Na primeira parte, O Preço,  Aurélia Camargo surge na sociedade fluminense e  para o leitor: jovem de 18 anos, linda e debutando nos bailes. Nesta parte, Aurélia pede  ao tio que ofereça ao jovem Fernando Seixas o dote de cem contos de réis ou mais, para  que ele se case com ela. O intrigante é que Seixas não poderia saber quem era a noiva, somente  no casamento. Como Seixas se  encontrava  em  dificuldades  financeira, pois gastara o espólio deixado pelo pai e precisava devolvê-lo à família, e sua irmã precisava  do dinheiro para a compra do enxoval. Seixas aceita a proposta, mas a surpresa acontece  na noite de núpcias, em que Aurélia acusa-o de mercenário e venal, enquanto mostra o recibo de um adiantamento do dote assinado por ele.

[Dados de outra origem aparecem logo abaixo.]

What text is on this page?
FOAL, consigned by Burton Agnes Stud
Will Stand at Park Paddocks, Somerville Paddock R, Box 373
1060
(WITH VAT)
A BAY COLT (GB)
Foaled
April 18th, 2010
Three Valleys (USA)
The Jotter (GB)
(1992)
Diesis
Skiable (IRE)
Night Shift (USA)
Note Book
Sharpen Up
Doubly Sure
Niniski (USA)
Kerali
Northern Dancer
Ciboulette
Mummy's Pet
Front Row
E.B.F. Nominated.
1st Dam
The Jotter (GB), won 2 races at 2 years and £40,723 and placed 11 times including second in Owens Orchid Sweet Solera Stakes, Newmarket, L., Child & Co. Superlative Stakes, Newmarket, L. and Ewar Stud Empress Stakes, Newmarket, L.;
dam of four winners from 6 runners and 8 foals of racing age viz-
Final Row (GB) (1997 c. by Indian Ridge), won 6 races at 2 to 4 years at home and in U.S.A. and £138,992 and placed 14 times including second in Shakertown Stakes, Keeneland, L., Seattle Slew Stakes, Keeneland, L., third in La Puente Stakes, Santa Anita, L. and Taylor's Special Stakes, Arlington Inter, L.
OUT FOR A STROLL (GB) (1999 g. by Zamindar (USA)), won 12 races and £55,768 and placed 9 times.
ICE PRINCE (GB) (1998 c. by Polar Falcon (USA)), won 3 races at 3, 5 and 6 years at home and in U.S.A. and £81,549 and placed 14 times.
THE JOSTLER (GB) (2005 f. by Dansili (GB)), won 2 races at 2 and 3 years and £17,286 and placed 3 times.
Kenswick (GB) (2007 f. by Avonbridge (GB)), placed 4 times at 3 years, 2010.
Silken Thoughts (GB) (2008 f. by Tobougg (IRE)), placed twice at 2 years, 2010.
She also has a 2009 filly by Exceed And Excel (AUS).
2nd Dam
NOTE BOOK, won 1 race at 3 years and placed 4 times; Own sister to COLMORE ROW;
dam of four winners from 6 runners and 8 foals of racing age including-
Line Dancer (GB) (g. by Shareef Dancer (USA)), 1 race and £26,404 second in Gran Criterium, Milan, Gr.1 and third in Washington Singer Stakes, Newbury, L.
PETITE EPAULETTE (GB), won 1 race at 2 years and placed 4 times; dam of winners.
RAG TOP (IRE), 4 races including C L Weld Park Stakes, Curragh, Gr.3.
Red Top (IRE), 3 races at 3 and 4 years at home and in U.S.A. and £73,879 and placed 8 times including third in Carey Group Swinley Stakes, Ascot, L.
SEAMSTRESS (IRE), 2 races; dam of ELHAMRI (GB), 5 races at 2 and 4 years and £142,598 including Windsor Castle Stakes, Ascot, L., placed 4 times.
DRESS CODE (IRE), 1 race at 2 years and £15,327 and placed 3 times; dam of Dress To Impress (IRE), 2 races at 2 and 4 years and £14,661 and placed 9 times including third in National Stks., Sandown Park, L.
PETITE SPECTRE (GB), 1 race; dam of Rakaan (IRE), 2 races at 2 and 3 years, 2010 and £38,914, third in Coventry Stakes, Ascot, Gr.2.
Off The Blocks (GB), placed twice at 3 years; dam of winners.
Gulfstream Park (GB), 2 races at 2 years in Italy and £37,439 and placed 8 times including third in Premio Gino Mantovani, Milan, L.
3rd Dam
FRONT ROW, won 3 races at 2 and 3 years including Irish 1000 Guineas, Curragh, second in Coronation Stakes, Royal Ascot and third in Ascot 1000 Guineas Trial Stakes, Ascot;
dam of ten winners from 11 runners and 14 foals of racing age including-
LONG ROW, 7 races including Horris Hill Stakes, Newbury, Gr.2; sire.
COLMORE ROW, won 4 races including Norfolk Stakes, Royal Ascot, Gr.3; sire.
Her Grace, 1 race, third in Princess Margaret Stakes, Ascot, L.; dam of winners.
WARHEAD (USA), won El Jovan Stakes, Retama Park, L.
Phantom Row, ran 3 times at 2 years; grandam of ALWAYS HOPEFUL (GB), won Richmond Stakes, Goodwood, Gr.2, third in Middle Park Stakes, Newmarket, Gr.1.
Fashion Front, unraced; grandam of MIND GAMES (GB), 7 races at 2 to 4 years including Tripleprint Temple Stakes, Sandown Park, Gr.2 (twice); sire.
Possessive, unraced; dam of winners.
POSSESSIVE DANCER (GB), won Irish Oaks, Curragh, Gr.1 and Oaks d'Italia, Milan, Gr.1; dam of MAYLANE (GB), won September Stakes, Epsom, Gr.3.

A Quitação é a parte em que o narrador volta ao passado das personagens para  explicar o que levou Aurélia a comprar o marido. Vemos o amor que havia entre os dois e como a protagonista se sentiu ferida ao ser trocada por outra mulher por causa do dote. Fernando aparece  como o homem que  gosta da  ― “vida boa”  da  sociedade  burguesa  fluminense.

Na  terceira  parte, Posse,  o casal está no quarto. Fica  explícita  a  ideia  de  que  Aurélia, de maneira cínica, mostra para Fernando que ele se vendera. Esse período do romance, o casal vive de maneira hipócrita, pois fingem que têm um casamento feliz,  mas em casa eles optam pelo silêncio e frieza conjugal.

A quarta e  última parte, Resgate, é o momento em que a intriga se desenrola.  Aurélia torna-se mais ferina, mordaz com desejo de vingança, mas com doses de doçura  e  ainda  demonstra  amor por Seixas. Fernando  mostra-se  indiferente  à  riqueza  de  Aurélia. Ele  não se  importa  mais com a  elegância da  sociedade, apesar  de  continuar  sendo  elegante. Diferente de  antes do casamento, agora  ela  preocupa-se  com seu  trabalho na repartição, mostrando-se um homem honesto e trabalhador. 

O final como o título indica, Fernando tenta negociar o seu resgate, após um ano trabalhando consegue devolver o dinheiro que pegara como adiantamento, vinte contos  de réis, e o cheque de oitenta contos de réis que nem usara. No momento previsto pela separação, Aurélia mostra seu testamento, em que ele seria o único herdeiro, isso para  dizer que ele era seu grande amor e a riqueza não mais a satisfazia. Ele ― “com os olhos  rasos de água”, aceita seu amor.

Alencar,  no romance  Senhora, apresenta  traços folhetinescos, mas   também começa a se afastar desses padrões estruturais da forma.   Uma  dessas mudanças é  a  protagonista  Aurélia  que  é  descrita de  maneira  figurada:

A ferocidade  da mulher  enganada, sanha da leoa ferida, (...)  exímia  cantora, uma voz mais bramida, um gesto mais sublime. (...) lábios de  Aurélia, possantes de vigor e harmonia, (...)  frêmito, que lembrava o  silvo da serpente, (...)  braço mimoso e torneado (ALENCAR, 2009,  p.24). (Grifos nossos) 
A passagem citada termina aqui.